Bradley Magnetta ’15 went to Osaka on a Seitz Award in the summer of 2014. He was in Japan for a month, studying and collaborating with Ordonez’s colleagues there.
Magnetta participated in all the research opportunities available to him at Butler and had a wealth of experience in research in general when he took the study trip.
“I already had a base foundation for my project and I was really ready to start collaborating with people in general,” he says. “I knew I wanted to start collaborating. I heard about this program and I knew that Dr. Ordonez had colleagues working on similar things that I was interested in. So it was a natural fit to pick Japan and Osaka.”

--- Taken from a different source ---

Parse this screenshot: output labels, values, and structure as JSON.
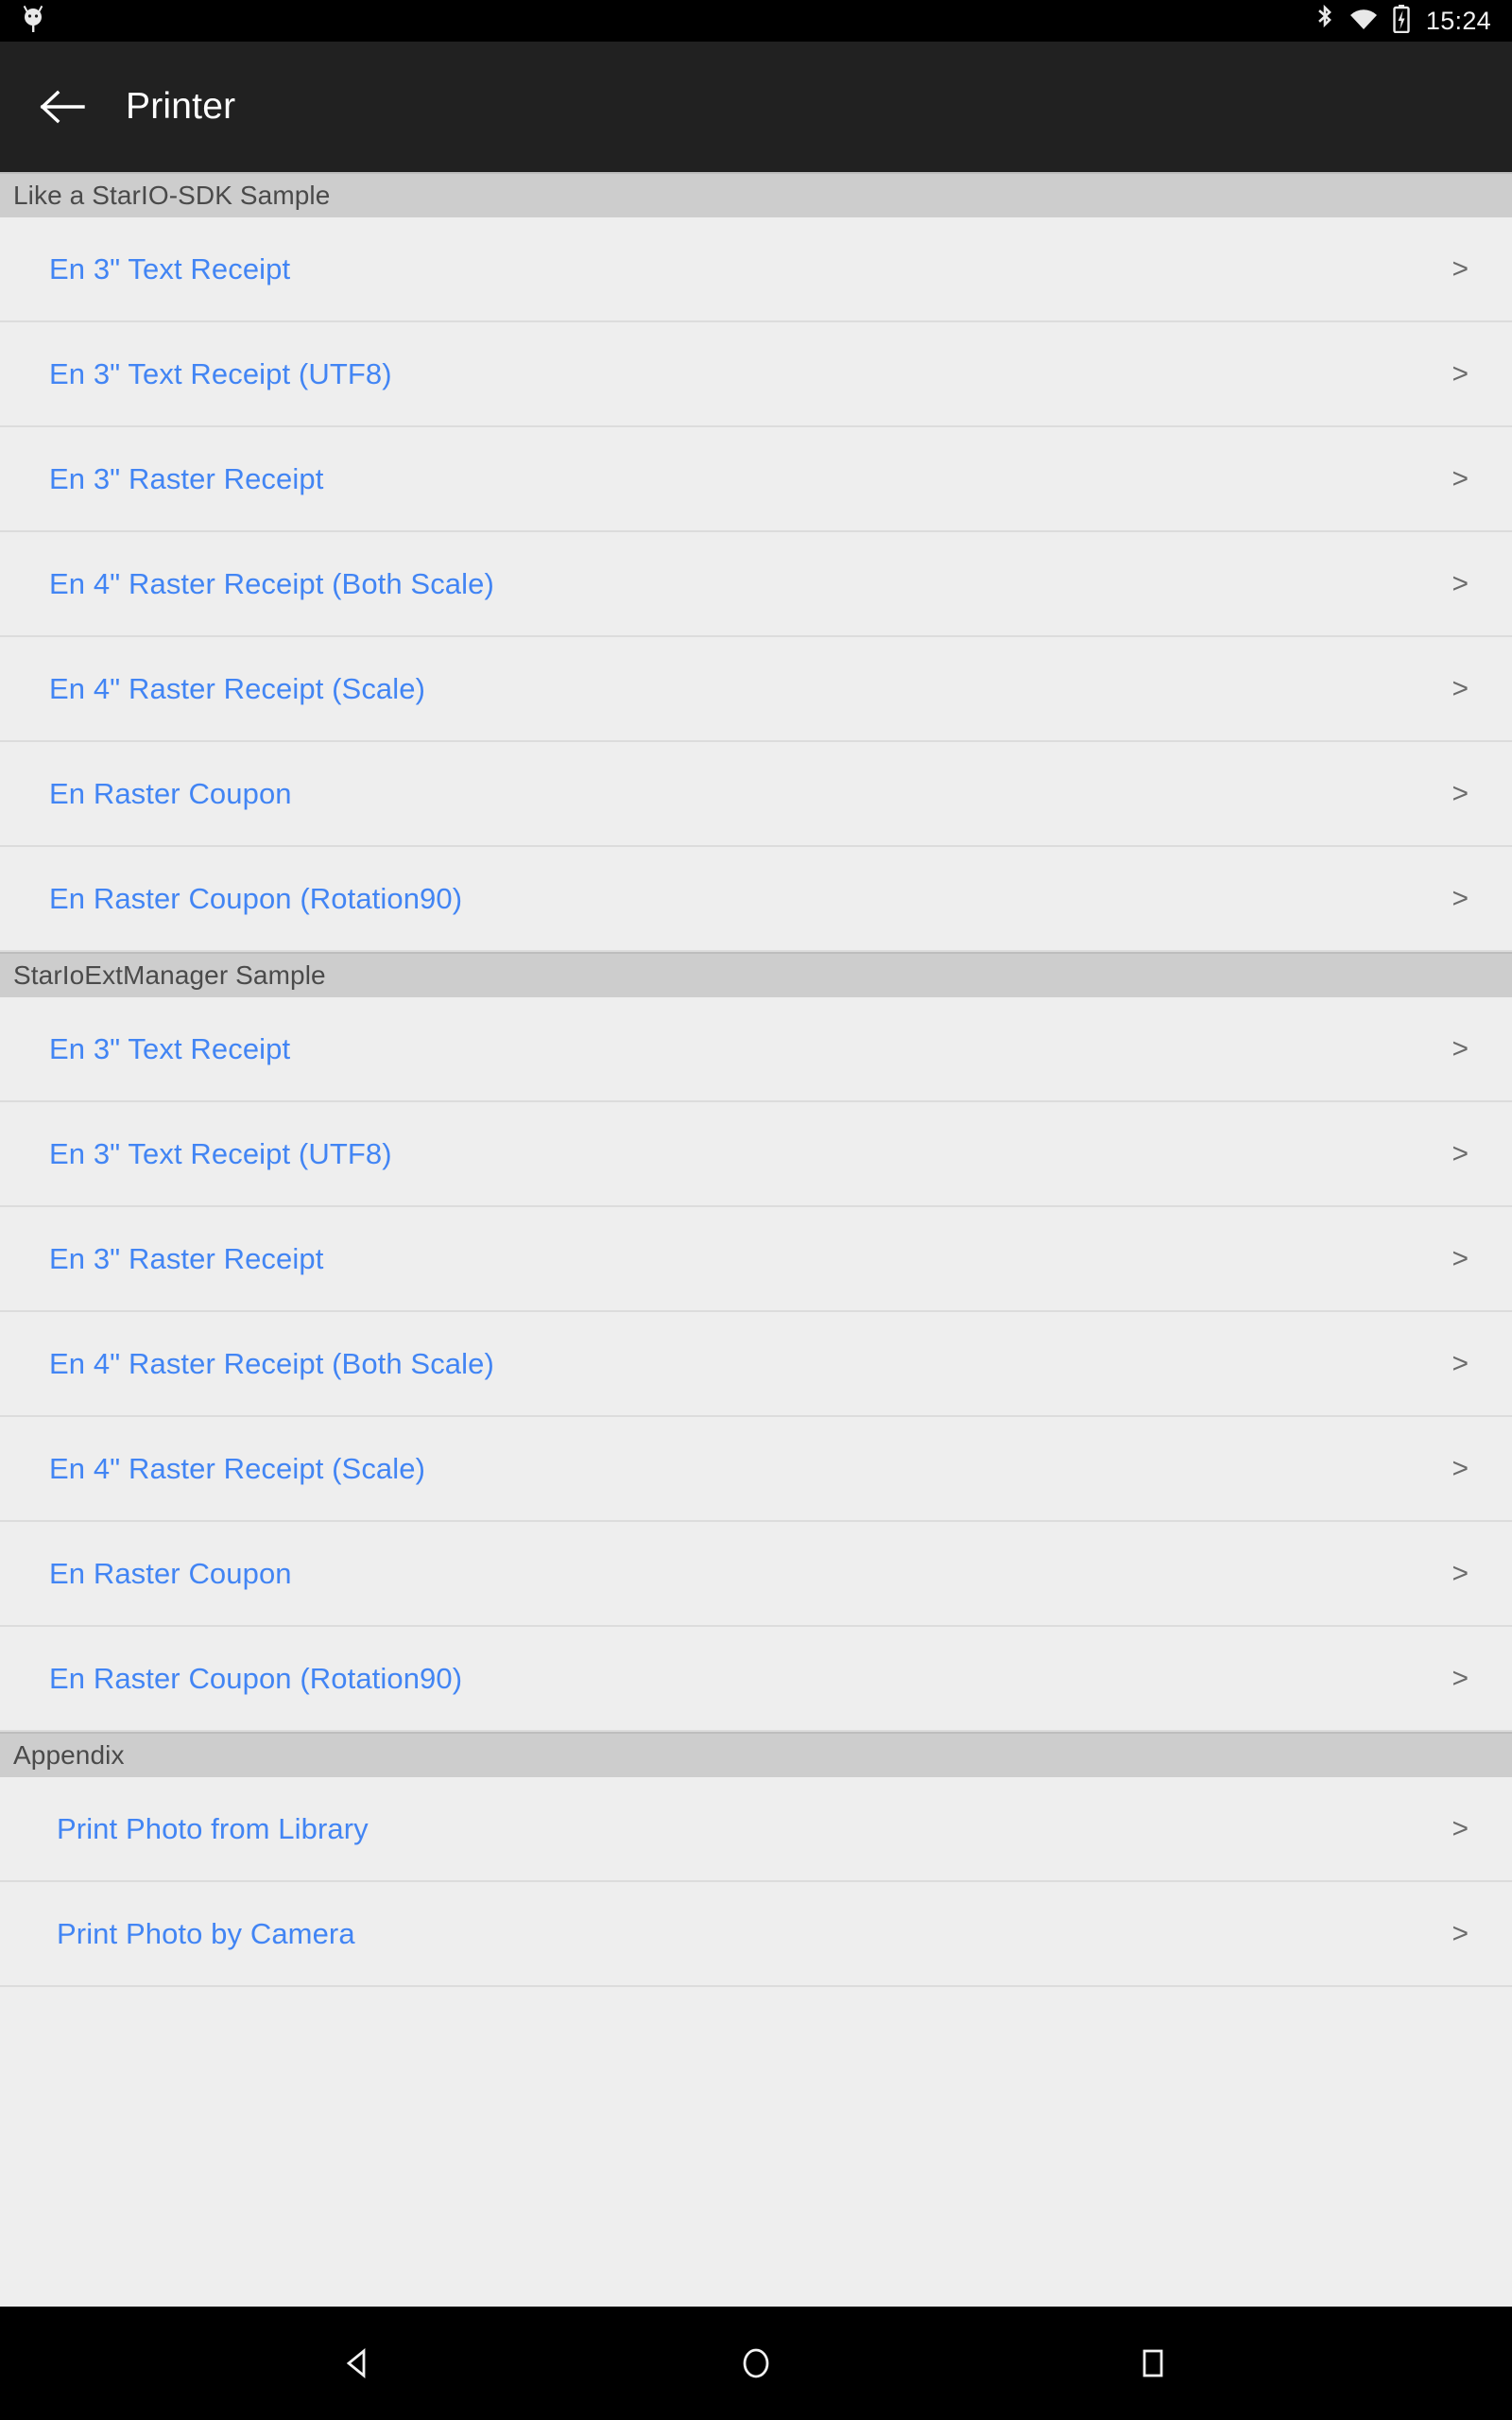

He describes the experience as “excellent,” not just academically but on a personal level. It was his first opportunity to leave the country, he collaborated with a graduate research group—”which as an undergrad was a really cool experience”—and he got to be around different people from different backgrounds and discover that there’s a universal language in sciences and mathematics.
Magnetta said he went in with questions on his project and, through collaboration, was able to answer them. He published the results a couple of years later.
Today, Magnetta is working on a doctorate in applied physics at Yale University and grateful to have had the chance to study abroad.
“I absolutely recommend it,” Magnetta said. “A trip like this really adds clarity because once I get into grad school, I felt very comfortable. When I joined a research group, it was a very familiar feeling because I had already spent a month with a graduate level research group in Japan. So it prepared me for what the group dynamics were. That trip prepared me for my future in a number of ways and I would recommend it to anyone.”